Un « objet […] si grand », des « idées si neuves & si belles », un « ton si noble », des « preuves si bien exposées », enfin « un si bel écrit » : les expressions se suivent et se ressemblent, mais la multiplication de l’intensif suivi d’un adjectif acquiert, par la répétition même, quelque chose de suspect. La dernière occurrence, que l’on trouve dans le second texte de Diderot, intervient dans un énoncé qui donne aisément prise à une lecture ironique : « on conviendra que si quelqu’un », l’auteur des Pensées philosophiques par exemple, « avoit donné lieu à un si bel écrit, par les objections qu’on y résout, il auroit rendu un service important à la religion ». On n’attendait pourtant pas Diderot sur ce terrain-là. Il ajoute qu’« il y eût eu peut-être de la témerité » à « proposer » de telles objections, « surtout en langue vulgaire » : mais « l’évidence est sûre d’obtenir tôt ou tard un pareil triomphe sur les prestiges du sophisme ». Et d’opposer ainsi l’« évidence » au « sophisme », puis « le flambeau de la vérité » au souffle du « mensonge ». Par conséquent, « si l’auteur des Pensées philosophiques aimoit un peu son ouvrage, il seroit bien content de trois ou quatre auteurs », qui ne sont pas nommés « par égard pour leur zele & par respect pour leur cause », et « mécontent de M. l’Abbé de Prades, s’il n’aimoit infiniment la vérité ». Aux premiers, qui s’y sont manifestement mal pris pour critiquer les Pensées philosophiques, Diderot adresse un avertissement cinglant : « sachez qu’il n’y a point d’objections » – du type de celles que l’abbé de Prades serait parvenu à « résoudre » – « qui puissent faire à la religion autant de mal que les mauvaises réponses : sachez que telle est la méchanceté des hommes, que si vous n’avez rien dit qui vaille, on avilira votre cause, en vous faisant l’honneur de croire qu’il n’y avoit rien de mieux à dire ». L’abbé de Prades se voit quant à lui invité « à employer ses grands talens à la défense du seul culte sur la terre qui mérite un défenseur tel que lui [29] » : c’est aussi laisser entendre que la religion chrétienne ne mérite pas mieux.

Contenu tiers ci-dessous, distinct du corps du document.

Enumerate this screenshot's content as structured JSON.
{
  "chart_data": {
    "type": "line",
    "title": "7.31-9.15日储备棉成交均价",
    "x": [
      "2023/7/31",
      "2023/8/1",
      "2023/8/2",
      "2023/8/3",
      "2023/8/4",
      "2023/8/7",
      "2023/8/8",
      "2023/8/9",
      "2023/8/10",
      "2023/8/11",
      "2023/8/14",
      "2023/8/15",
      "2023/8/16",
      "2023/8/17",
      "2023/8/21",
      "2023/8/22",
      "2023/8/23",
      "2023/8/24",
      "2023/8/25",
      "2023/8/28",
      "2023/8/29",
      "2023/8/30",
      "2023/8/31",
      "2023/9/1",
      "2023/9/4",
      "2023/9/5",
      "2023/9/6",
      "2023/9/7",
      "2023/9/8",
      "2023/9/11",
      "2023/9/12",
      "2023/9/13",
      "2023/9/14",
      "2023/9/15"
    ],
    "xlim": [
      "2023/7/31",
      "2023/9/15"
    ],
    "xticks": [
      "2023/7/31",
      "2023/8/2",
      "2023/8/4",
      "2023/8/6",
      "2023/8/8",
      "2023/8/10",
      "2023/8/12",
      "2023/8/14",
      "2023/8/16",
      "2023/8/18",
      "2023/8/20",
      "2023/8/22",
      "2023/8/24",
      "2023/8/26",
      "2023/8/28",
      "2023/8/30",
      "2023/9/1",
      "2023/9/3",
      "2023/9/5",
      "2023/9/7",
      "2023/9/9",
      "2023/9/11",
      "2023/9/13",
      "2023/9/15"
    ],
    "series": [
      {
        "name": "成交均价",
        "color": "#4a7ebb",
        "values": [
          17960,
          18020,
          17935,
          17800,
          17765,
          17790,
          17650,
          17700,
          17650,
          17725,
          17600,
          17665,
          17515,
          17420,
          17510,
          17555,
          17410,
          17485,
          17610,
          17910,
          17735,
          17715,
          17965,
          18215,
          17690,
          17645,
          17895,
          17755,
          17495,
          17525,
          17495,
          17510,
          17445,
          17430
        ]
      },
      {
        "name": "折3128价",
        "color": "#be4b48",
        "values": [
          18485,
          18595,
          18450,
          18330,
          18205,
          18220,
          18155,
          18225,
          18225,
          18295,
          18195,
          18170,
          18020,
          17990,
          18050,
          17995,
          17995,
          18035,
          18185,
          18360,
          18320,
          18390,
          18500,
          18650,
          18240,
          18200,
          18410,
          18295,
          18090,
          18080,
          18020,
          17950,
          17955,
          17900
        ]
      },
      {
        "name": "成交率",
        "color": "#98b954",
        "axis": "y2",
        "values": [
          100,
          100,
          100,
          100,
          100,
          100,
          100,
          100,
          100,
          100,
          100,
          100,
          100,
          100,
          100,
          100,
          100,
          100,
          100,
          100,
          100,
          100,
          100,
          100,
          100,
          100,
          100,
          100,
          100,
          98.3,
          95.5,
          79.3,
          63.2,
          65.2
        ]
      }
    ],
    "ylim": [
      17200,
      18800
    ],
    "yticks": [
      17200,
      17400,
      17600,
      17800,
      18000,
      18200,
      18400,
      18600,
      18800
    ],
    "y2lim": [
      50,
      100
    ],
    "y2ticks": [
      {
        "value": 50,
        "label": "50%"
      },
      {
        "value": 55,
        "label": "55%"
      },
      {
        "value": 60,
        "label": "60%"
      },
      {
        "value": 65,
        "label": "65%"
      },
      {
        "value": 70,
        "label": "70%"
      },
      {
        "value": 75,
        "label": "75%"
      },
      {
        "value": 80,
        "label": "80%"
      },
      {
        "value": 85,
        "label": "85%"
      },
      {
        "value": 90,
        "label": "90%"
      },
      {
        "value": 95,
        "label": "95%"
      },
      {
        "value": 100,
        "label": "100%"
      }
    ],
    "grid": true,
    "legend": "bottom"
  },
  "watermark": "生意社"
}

Dans CERTITUDE, c’est donc l’ensemble du dispositif de l’article qui fait sens : le discours orthodoxe que tient l’abbé de Prades dans sa « dissertation » se trouve encadré par les deux interventions de Diderot qui le prennent comme en tenaille, ou en sandwich [30], l’encerclent et le cantonnent, et qui, dès lors qu’ils se prêtent à une lecture à double entente, en infléchissent aussi la portée. Voltaire ne peut pas ne pas l’avoir compris, ce qu’exprime l’idée, avancée dans l’article du Portatif, selon laquelle Diderot voudrait « rire ». La variante introduite dans l’édition Varberg (1765) n’en demeure pas moins significative : « Ou plutôt », ajoute Voltaire, « il voulait apaiser les ennemis de la raison : il donnait une chandelle au diable [31] ». La formule [32], qui entre en résonance avec les critiques adressées à un Dictionnaire encyclopédique « défiguré et avili par de lâches complaisances pour des fanatiques » au lieu de « dire des vérités dangereuses [33] », dénonce une stratégie de ménagement qui conduit Diderot à renier, même de manière hypocrite, ce qu’il avait écrit dans les Pensées philosophiques : cela dit, Voltaire ne mesure sans doute pas à quel point, depuis son séjour au château de Vincennes en 1749, Diderot vit dans l’ombre de la Bastille.
*
L’échantillon très limité que l’on vient d’examiner ne prétend absolument pas être représentatif, même à l’échelle réduite de l’histoire des relations, affichées comme confraternelles, entre Voltaire et « Platon » : il n’en illustre pas moins quelques aspects de ce dialogue « complexe » et « retors » sur lequel Marie Leca-Tsiomis attirait « au passage » l’attention. Le discours de Voltaire, dans chacun des cas, met en jeu la question fondamentale d’une stratégie de diffusion des Lumières prise en charge par un « homme de lettres » – au sens où l’Encyclopédie est l’émanation d’une « société de gens de lettres » – qui prend les traits militants du « philosophe », censé avoir à cœur de servir la bonne cause.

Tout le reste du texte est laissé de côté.